September 3rd, 2010 at 5:11 am
Thanks for the info. I may be over the maximum length if I count the elbows. I may need to do some replumbing.
September 3rd, 2010 at 6:10 am
I see a net loss of cost to heat. the materials are more than you will save in heating which is $1 a quarter. and using the fan well now its negative, excellent job. I bet you get more heat from the exposed pipe in that room than from the holy barrel. poor design, poor math. If you like this contraption you are also mathematically challenged. What a monumental waste of time.
September 3rd, 2010 at 7:06 am
Check out the Clothes Dryer Heat Exchanger Temperatures 1 and 2 and Clothes Dryer Heat Exchanger Conclusion videos for the operation of the heat exchanger.
September 3rd, 2010 at 8:04 am
Ah that was going well! Shame video did not include the operation of the dryer and results. Well done though, this is the kind of thing everyone should be aware of! Thanks, Ad
September 3rd, 2010 at 8:30 am
This is a Fantastic project, Although make sure you consider the Maximum length of the 4″ vent pipe.
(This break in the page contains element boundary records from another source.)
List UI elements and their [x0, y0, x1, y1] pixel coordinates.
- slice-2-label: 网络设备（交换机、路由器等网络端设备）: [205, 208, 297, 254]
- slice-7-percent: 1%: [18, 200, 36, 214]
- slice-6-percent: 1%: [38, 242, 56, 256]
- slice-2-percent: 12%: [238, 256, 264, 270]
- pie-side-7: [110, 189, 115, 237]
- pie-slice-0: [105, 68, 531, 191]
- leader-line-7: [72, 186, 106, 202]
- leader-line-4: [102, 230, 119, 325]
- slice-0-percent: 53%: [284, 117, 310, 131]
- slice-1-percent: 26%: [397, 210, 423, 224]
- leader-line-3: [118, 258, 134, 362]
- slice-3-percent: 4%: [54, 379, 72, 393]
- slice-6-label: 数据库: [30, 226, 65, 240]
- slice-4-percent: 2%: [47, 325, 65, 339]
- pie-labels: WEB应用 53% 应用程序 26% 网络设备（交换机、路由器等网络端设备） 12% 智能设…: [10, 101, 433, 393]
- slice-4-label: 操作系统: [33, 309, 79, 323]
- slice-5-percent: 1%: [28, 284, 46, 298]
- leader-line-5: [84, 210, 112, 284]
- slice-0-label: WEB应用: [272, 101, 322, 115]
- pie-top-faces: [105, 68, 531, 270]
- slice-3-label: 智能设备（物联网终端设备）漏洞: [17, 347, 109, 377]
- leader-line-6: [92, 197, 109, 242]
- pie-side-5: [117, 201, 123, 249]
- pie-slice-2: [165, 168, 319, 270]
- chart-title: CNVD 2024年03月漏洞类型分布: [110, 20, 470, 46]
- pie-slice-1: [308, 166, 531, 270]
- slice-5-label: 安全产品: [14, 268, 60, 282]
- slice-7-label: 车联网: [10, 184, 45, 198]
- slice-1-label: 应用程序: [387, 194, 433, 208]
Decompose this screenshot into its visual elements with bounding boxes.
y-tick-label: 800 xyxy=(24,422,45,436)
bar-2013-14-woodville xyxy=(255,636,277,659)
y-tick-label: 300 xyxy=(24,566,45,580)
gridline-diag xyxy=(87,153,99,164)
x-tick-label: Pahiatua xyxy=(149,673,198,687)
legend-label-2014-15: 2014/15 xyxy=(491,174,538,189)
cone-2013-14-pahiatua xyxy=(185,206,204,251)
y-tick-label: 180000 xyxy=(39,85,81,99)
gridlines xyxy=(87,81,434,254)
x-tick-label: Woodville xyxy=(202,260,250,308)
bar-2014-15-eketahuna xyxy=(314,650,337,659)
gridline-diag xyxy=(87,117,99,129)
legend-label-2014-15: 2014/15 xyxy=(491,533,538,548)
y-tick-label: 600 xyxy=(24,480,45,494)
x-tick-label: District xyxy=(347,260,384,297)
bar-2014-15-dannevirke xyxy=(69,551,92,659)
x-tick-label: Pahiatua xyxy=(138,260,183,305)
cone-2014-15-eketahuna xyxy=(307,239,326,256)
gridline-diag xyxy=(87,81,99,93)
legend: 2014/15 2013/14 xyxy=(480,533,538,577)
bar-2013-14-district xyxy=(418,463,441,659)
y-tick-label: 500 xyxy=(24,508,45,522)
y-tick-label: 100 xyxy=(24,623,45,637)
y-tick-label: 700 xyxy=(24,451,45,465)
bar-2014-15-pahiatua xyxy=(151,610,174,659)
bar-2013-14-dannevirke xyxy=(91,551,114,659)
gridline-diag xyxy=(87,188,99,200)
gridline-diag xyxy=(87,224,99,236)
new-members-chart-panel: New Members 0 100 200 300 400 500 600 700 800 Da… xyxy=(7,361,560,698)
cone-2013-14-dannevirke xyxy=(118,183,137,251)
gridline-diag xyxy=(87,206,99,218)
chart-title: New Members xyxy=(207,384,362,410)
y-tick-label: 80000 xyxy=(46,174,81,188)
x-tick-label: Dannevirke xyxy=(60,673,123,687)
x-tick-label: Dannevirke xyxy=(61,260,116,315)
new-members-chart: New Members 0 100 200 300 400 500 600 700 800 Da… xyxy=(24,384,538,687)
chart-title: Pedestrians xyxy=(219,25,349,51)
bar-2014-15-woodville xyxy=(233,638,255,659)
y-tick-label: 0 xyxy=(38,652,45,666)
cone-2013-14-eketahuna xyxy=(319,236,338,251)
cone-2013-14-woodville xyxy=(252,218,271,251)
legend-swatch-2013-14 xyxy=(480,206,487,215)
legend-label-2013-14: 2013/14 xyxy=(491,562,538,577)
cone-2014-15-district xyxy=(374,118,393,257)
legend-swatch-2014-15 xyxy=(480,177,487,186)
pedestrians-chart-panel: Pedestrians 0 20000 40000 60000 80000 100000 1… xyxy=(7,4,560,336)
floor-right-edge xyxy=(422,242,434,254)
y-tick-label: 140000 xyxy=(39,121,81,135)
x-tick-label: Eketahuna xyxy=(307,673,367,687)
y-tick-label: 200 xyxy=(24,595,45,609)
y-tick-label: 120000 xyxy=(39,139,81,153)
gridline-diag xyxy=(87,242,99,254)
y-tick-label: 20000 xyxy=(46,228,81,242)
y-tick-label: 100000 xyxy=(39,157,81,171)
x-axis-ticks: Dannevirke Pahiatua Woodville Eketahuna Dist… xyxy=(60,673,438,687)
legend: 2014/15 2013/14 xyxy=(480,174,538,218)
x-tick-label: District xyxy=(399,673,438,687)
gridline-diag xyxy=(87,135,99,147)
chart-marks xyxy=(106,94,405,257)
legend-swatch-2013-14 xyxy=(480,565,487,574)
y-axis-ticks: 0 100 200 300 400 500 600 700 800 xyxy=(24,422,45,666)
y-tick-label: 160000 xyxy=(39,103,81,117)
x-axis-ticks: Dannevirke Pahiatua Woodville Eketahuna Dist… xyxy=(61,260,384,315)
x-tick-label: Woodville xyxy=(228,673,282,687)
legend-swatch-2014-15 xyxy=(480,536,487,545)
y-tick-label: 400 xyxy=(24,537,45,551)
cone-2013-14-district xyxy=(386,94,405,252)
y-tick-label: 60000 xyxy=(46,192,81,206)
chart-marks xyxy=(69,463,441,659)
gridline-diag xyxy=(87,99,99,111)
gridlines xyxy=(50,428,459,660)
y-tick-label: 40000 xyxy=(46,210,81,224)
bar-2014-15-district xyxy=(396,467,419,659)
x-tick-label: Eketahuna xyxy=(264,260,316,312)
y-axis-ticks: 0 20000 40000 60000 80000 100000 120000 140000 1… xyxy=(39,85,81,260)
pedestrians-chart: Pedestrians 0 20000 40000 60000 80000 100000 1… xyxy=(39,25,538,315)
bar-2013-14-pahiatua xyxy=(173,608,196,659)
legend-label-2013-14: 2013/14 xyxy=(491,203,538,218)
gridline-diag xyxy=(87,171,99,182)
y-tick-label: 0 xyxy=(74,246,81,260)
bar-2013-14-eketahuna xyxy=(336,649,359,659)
As an Appliance tech for over 20 yrs, I use a rule of thumb that no length of dryer venting should be longer then 50 ft, so as to NOT place a load strain on the Dryers Blower/Motor, which in turn, lessons the amount of air flow across the heating elements.
But, I am referring to Air resistance fT, not Linear ft.
Each Elbow is to be considered the same as a 10 ft length of straight pipe.
September 3rd, 2010 at 9:26 am
A few thoughts
(1) Warm hot air will rust any untreated metal it comes in contact with. Sand & Paint the drum insides with rustoleum
(2) Each 90 degree turn in the vent pipe increases back pressure & the odds of burning out the element. Check the manual concerning pipe diameter and length of run for dryer venting
(3) Smaller heat exchange pipes coiling inside the drum would be more effective. Copper as it won’t rust
(4) Skip the fan. Heat rises naturally and the output at the top will be hotter
September 3rd, 2010 at 10:11 am
excellent thought, hope that it works out for you!